The surprise declaration of a "caliphate" by jihadists accused of committing atrocities in Syria and Iraq has provoked an outcry even among Islamists who dream of a state under Sharia law.
The caliphate, an Islamic system of rule, was abolished nearly 100 years ago, although many Arabs and Muslims still associate it with a golden age.
But this week's announcement of a caliphate by the radical Islamic State (IS) group appears to only appeal to fanatics.
Lebanon's Jamaa Islamiya, which is the local branch of the widely influential Muslim Brotherhood, lashed out at the announcement and called it heresy.
The group also said IS's acts "are a deformation of Islam, that disgusts the people of the region."
Even more hardline Salafist Muslims dismissed the call.
"We want a caliphate; it is at the core of our ideology," said Sheikh Dai al-Islam al-Shahhal, founder of Lebanon's Salafist movement.
"But such a state should be founded on several criteria, which have not yet been met."
IS has among its ranks thousands of well-armed fighters, many of them foreigners.
Its bid to annihilate all those who refuse to pledge allegiance to its project has raised the wrath of most other fighters.
"They believe they are the only Muslims," said Radwan al-Sayyed, who teaches Islamic studies at the Lebanese University.
But thanks to their "capacity to destroy, they will last for (only) months," he told Agence France Presse.
"All Islamist groups want the caliphate," said Mathieu Guidere, who teaches Islamic studies at France's University of Toulouse.
But IS, which operates in Syria and Iraq and was formerly known as the Islamic State of Iraq and the Levant, "is equated with terrorism and massacres; it has a bad track record", Guidere told AFP.
IS's widely publicized brutality, including public beheadings and crucifixions, "give a very bad image of Islam... tainting the (caliphate) project, which Islamists view as an ideal."
IS chief Abu Bakr al-Baghdadi's designation as "caliph" -- or leader of all Muslims, and successor to the Prophet Mohammed -- has shocked most Muslims, even jihadists, who have rejected the idea outright.
Al-Azhar, a leading authority of Sunni Islam, "believes that all those who are today speaking of an Islamic state are terrorists," its senior representative Sheikh Abbas Shuman told AFP.
"The Islamic caliphate can't be restored by force.

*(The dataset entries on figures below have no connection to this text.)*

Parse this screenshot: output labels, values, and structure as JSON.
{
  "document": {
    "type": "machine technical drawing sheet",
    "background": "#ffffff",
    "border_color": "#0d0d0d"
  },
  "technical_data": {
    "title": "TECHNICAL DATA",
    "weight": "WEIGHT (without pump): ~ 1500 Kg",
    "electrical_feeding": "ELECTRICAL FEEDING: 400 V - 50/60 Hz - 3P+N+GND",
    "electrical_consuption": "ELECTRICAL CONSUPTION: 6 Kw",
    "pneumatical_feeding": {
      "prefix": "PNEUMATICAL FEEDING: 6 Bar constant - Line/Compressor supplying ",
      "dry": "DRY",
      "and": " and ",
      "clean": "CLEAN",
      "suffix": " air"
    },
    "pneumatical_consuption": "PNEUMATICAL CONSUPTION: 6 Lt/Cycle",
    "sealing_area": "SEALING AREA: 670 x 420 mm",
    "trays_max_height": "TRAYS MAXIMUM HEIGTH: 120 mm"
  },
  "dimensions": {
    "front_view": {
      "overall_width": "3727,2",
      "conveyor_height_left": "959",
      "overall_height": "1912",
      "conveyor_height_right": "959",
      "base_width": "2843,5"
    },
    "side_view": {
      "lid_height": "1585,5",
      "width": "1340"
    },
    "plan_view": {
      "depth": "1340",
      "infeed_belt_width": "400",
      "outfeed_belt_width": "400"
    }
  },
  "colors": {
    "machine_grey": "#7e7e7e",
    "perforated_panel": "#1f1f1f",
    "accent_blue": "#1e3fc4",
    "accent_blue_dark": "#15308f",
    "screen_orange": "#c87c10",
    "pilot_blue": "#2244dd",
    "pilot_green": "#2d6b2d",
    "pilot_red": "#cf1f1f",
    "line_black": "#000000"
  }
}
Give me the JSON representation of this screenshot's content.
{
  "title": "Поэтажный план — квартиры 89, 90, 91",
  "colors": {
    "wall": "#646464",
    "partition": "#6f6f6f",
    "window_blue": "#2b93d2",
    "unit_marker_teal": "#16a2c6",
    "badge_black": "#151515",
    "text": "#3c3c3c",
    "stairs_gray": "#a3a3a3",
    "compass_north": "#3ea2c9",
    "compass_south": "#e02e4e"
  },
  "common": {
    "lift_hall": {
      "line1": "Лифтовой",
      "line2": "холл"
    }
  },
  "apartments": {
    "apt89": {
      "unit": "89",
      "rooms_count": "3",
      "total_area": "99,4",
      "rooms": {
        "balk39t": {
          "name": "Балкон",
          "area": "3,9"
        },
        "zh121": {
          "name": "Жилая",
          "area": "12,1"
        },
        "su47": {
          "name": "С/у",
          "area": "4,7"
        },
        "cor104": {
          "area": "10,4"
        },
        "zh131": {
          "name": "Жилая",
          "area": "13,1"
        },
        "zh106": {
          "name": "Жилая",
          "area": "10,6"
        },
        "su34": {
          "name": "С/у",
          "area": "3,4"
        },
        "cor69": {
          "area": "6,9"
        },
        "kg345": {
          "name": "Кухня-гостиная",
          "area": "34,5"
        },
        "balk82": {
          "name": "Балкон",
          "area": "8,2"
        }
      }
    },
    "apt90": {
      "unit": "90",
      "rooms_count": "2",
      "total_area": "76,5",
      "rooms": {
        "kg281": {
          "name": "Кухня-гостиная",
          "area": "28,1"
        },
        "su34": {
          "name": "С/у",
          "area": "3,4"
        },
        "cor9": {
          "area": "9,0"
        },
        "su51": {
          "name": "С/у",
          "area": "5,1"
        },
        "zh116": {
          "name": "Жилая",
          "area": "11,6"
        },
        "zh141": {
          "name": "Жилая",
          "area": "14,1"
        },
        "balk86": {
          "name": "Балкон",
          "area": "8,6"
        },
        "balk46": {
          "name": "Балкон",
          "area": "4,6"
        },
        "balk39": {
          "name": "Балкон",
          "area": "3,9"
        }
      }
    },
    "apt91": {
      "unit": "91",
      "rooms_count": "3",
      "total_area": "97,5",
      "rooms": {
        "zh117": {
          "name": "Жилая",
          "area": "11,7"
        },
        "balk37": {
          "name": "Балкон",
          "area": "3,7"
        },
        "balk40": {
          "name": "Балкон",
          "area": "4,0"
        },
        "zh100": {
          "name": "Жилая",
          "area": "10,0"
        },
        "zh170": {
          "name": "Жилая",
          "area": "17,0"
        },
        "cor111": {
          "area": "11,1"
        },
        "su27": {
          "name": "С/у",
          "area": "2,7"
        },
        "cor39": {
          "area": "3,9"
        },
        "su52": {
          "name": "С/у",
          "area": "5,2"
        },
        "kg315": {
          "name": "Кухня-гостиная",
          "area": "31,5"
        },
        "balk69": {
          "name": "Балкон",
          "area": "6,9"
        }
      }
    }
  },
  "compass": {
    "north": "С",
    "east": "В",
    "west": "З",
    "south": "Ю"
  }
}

Occupying a country and killing half of its population... this is not an Islamic state, this is terrorism," Shuman added.
In Saudi Arabia, bastion of Sunni Islam and home to the religion's holiest places, al-Riyadh daily ripped the caliphate as being "no more than one person heading a terrorist organization".
The paper, which expresses views close to the Saudi monarchy, said "it would be a mistake to exaggerate the importance of this initiative, by imagining it might eradicate borders... and give way to a great Islamic caliphate."
Sunday's announcement by IS comes amid a major offensive it is spearheading in Iraq, capturing large swathes of territory from government hands.
The group has also secured fresh gains in Syria, where it is firmly in control of areas in the north and east of the war-torn country.
Islamist rebels in Syria, who are fighting both IS and President Bashar Assad's regime, have branded the caliphate announcement as "null and void".
Baghdadi, whose group was once allied to al-Qaida, embarked on a collision course last year with its leader, Ayman al-Zawahiri, who anointed another group, the home-grown Al-Nusra Front, as its franchise in Syria.
Abu Maria al-Qahtani, Al-Nusra's authority on Islamic law, has accused IS on Twitter of "excessive zeal" and branded it "a disaster for the Islamic nation".
In Iraq, the influential Association of Muslim Scholars said IS had "consulted neither residents of Iraq nor Syria."
The caliphate lasted for 14 centuries until it was abolished by Turkish ruler Mustafa Kemal Ataturk in 1924.
For many Arabs, it was synonymous with legendary caliphs like Harun al-Rashid, and of scientific and commercial development.
The era also reminds many of literary giants like Abu Nawas -- "the poet of wine and revelry" -- and architectural beauties like the Alhambra palace in Granada, Spain.
But "after a century of colonialism and Arab nationalism," most Arabs and Muslims do not actually want the caliphate to be restored, said Guidiere.
"As for people in the West, all they know (about the caliphate) are (stories from) the 1,001 nights," he added.
Nonetheless, for a small minority of Arab or European jihadists, the idea remains appealing.
"The utopia is very attractive. The jihadist project draws people who challenge the system, as was the case with communism in the 1960s," said Guidiere.
But unless IS is stopped in its tracks, the group will only gain strength, thus "making more enemies", said Sayyed.
Even if IS's days are short, it will only disappear "after horrible massacres, and more destruction," he added.